Which is an interesting thought, because surely the Wachowskis sought to make something interesting and engaging, but if the moral at the end of a trilogy is that it didn’t matter from the start, and even as the film is actively unfolding the audience member should be aware that none of it matters, how can the audience member really care? Even the prequel film, The Animatrix, The Second Renaissance, Parts I and II further illustrate this idea that the war doesn’t matter, and everything that has gone on doesn’t matter because it will just continue endlessly, and the only solution is peace between man and machine.

Despite this, the existence of the two sequels does not necessarily take anything away from the original film.
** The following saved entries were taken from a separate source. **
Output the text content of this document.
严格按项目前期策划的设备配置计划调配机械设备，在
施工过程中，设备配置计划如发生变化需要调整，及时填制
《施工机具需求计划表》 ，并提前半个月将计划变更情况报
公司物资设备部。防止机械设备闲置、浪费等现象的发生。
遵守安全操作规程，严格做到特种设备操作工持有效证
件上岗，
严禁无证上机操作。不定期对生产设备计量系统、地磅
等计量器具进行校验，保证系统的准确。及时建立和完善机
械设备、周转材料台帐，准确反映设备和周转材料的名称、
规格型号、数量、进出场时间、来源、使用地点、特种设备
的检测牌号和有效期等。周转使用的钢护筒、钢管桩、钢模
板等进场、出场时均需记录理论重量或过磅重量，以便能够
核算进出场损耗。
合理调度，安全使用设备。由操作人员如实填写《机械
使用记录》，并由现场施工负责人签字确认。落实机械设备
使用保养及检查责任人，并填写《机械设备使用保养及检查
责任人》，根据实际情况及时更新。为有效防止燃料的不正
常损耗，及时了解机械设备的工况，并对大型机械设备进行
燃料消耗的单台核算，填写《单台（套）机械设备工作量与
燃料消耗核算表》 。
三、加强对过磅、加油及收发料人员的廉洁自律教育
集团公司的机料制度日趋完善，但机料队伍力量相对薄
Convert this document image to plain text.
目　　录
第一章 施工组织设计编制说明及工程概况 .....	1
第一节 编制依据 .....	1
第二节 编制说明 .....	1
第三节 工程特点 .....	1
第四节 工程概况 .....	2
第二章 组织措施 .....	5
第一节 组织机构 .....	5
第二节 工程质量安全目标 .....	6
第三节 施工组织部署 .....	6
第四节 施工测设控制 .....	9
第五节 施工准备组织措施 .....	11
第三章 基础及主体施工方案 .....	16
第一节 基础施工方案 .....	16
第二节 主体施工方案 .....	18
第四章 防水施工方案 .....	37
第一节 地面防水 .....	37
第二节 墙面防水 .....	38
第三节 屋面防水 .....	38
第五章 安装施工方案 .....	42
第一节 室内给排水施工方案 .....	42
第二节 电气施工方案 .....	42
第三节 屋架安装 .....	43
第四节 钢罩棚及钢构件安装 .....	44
And although The Animatrix has some aspects that embody these same ideas, it feels as though it adds more to the franchise than Reloaded and especially Revolutions really could. The two films seem to have achieved what the Wachowskis wanted them to, but if doing that alone makes the films good or not is another question entirely.

In light of how polarizing The Matrix Reloaded and The Matrix Revolutions both were, it is odd that now, another sequel to The Matrix is about to come out. After Revolutions, and twenty years removed from the first film, one would think that audience members had little interest in the series, but it seems that (at least in the eyes of Warner Brothers) the positives of the original film will outweigh this. It is possible that The Matrix franchise, most clearly from The Animatrix, may have the capacity to become its own extended universe, and this film might be the start of that.